Un geste devenu banal

Copier un DVD acheté en magasin relevait en 1999 d'un crime fédéral aux États-Unis, passible de poursuites au titre du Digital Millennium Copyright Act (DMCA). Vingt-sept ans plus tard, la même opération s'effectue avec un lecteur USB à 22 dollars livré en deux jours et un logiciel gratuit disponible en ligne. Patrick Quirk, auteur d'un billet publié sur Substack, a documenté sa tentative de duplication d'un DVD de Gladiator issu de sa propre collection. L'expérience, menée en mai 2026, met en lumière la transformation radicale du paysage technologique et juridique entourant la copie des supports optiques.

L'ensemble du processus, de l'insertion du disque à l'obtention d'une copie, prend environ une heure. Le matériel nécessaire est un graveur externe générique, acheté sur un site de commerce en ligne. Le logiciel de décryptage, MakeMKV, est distribué gratuitement sous forme de bêta perpétuelle. En arrière-plan, la bibliothèque libdvdcss, écrite par un adolescent norvégien en 1999, déchiffre sans intervention le système CSS (Content Scramble System), la couche de protection que l'industrie cinématographique avait fait adopter dans les années 1990.

Un écosystème de duplication toujours actif

Quirk possède un duplicateur de DVD professionnel, le Vinpower SharkCopier, capable de graver onze disques à la fois. Ce type d'appareil reste utilisé par des églises, des cinéastes indépendants, des départements audiovisuels d'universités ou des districts scolaires pour produire des séries de DVD. Le SharkCopier refuse toute copie d'un disque protégé par CSS, en affichant une erreur (Error 209) sans possibilité de la contourner.

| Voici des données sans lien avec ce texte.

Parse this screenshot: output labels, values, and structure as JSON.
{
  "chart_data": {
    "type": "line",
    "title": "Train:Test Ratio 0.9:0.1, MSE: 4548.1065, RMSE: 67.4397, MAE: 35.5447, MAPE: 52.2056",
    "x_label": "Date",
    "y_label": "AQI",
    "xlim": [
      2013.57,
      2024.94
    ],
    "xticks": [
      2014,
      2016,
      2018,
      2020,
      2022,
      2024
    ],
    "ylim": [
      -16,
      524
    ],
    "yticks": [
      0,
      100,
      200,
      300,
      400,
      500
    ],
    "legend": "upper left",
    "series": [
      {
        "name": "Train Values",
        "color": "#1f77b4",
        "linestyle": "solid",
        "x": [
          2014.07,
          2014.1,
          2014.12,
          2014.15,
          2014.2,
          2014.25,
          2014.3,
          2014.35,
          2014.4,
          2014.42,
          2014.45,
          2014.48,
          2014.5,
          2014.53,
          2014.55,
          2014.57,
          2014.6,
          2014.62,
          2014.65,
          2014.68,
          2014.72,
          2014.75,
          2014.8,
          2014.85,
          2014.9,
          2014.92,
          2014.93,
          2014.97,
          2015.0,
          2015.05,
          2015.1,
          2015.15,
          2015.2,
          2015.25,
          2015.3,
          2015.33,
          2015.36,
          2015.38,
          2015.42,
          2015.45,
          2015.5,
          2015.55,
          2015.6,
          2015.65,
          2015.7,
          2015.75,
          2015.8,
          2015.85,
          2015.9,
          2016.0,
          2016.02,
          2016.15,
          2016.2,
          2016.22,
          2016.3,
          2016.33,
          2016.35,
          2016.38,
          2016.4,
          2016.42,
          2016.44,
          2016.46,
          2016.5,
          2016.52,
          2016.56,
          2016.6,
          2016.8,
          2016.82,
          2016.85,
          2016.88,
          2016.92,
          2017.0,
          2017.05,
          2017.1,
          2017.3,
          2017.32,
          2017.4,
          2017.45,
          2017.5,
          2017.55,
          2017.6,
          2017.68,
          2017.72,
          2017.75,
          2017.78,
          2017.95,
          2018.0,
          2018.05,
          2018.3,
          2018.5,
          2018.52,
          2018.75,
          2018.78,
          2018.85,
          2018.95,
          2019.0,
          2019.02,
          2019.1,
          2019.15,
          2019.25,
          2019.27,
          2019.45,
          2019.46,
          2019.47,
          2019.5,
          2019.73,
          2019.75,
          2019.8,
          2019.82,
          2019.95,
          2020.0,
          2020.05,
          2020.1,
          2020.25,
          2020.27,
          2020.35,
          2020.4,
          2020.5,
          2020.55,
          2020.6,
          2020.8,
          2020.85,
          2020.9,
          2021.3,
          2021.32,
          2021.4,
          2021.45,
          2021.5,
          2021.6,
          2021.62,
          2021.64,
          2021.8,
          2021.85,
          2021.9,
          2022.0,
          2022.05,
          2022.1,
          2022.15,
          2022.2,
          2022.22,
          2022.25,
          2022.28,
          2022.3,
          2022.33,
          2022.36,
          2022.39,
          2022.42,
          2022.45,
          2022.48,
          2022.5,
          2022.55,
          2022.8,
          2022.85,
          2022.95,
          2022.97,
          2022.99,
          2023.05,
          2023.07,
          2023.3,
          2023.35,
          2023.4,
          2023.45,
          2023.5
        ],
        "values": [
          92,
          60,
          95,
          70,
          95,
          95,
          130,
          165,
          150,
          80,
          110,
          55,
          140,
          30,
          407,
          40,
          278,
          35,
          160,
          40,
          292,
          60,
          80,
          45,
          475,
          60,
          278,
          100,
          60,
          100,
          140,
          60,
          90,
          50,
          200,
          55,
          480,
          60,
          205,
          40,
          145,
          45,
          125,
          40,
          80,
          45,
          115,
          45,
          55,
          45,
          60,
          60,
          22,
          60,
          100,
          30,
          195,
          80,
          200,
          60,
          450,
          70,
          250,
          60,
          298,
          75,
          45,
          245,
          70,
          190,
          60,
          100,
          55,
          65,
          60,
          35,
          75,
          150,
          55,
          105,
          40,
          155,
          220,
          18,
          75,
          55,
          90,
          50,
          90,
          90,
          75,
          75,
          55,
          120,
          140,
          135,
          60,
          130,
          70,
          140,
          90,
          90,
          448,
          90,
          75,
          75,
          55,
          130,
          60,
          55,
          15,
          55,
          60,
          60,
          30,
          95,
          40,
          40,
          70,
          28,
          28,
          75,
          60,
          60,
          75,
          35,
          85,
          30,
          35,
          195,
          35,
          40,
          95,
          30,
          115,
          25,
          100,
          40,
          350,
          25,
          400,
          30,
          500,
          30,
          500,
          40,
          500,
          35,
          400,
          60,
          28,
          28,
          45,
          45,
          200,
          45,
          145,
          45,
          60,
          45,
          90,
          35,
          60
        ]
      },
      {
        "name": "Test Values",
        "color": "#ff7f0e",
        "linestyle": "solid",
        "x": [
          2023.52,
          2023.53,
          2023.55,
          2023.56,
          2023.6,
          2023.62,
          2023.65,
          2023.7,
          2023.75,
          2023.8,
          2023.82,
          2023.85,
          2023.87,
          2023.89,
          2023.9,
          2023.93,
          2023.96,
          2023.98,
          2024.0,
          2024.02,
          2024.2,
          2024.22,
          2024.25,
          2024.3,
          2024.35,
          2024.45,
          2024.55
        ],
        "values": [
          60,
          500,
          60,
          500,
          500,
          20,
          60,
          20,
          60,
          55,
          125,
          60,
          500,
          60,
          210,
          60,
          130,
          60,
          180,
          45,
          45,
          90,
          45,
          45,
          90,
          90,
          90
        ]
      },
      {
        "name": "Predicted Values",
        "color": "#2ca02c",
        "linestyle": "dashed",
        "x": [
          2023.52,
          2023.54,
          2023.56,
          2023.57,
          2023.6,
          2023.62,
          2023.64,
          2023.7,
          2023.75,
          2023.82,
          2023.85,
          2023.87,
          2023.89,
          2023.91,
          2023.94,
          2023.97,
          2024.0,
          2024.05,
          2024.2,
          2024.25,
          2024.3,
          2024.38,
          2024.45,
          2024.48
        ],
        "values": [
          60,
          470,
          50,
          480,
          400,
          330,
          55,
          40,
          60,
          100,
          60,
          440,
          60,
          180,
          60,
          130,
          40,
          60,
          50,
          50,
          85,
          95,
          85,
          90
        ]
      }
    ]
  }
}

Pour dupliquer un DVD commercial, il faut donc d'abord extraire le contenu sur un ordinateur, en supprimant la protection, puis graver une image propre que le duplicateur acceptera de cloner.

Le paradoxe du matériel coûteux

L'auteur relate également une tentative infructueuse avec le lecteur optique de son serveur Dell PowerEdge R630, un équipement haut de gamme destiné aux datacenters. Ce lecteur a refusé de lire le DVD, renvoyant le code d'erreur Incompatible medium installed (SCSI 02/30/00). Il s'agit d'une restriction implantée au niveau du firmware : les lecteurs de serveurs sont configurés pour n'accepter que les supports de récupération ou d'installation, pas les DVD-Vidéo grand public. Ce blocage matériel, décidé par le fabricant, rend l'équipement professionnel moins capable qu'un simple lecteur externe à bas prix. Quirk souligne ce paradoxe : un matériel coûteux (plusieurs centaines de dollars) s'avère inutile pour la tâche, tandis qu'un accessoire à 22 dollars fait parfaitement l'affaire.

Des vestiges logiciels sur le disque

En explorant le contenu du DVD, l'auteur a découvert une présence inattendue : le disque contenait des fichiers au-delà de la vidéo. Il mentionne un dossier nommé drmworks, un installateur, un fichier autorun.inf, ainsi que des arbres de binaires pour Windows et Mac. Ces éléments proviendraient d'une société japonaise de gestion des droits numériques (DRM), aujourd'hui disparue depuis une vingtaine d'années. Cette découverte illustre la surcharge logicielle que les studios imposaient sur les DVD au début des années 2000. Quirk indique que de nombreux DVD pressés entre 1998 et 2005 contenaient en réalité une deuxième couche logicielle, aujourd'hui obsolète et non maintenue.

Un retour sur l'histoire du contournement

Cette expérience personnelle met en perspective le chemin parcouru depuis le sommet de la guerre du copyright. En 1999, le décryptage du CSS était passible de lourdes sanctions pénales aux États-Unis. L'adolescent norvégien à l'origine de la première version de DeCSS, Jon Lech Johansen, fit l'objet de poursuites judiciaires. Aujourd'hui, libdvdcss est intégré par défaut dans la plupart des lecteurs multimédia modernes, et le DMCA n'a plus guère d'effet dissuasif sur ce type d'utilisation personnelle. Avec un investissement dérisoire, tout utilisateur peut légalement (dans certaines juridictions) ou techniquement copier ses DVD.

Conclusion

L'essai de Patrick Quirk illustre la déliquescence des verrous technologiques qui semblaient inviolables il y a un quart de siècle. Le matériel de duplication professionnel reste contraint par des barrières logicielles, mais un simple graveur externe, combiné à des outils libres, permet aujourd'hui de réaliser ce qui fut jadis un crime fédéral. L'histoire de la protection des DVD se lit désormais comme un chapitre clos, où les restrictions ne survivent que dans les niches du matériel professionnel.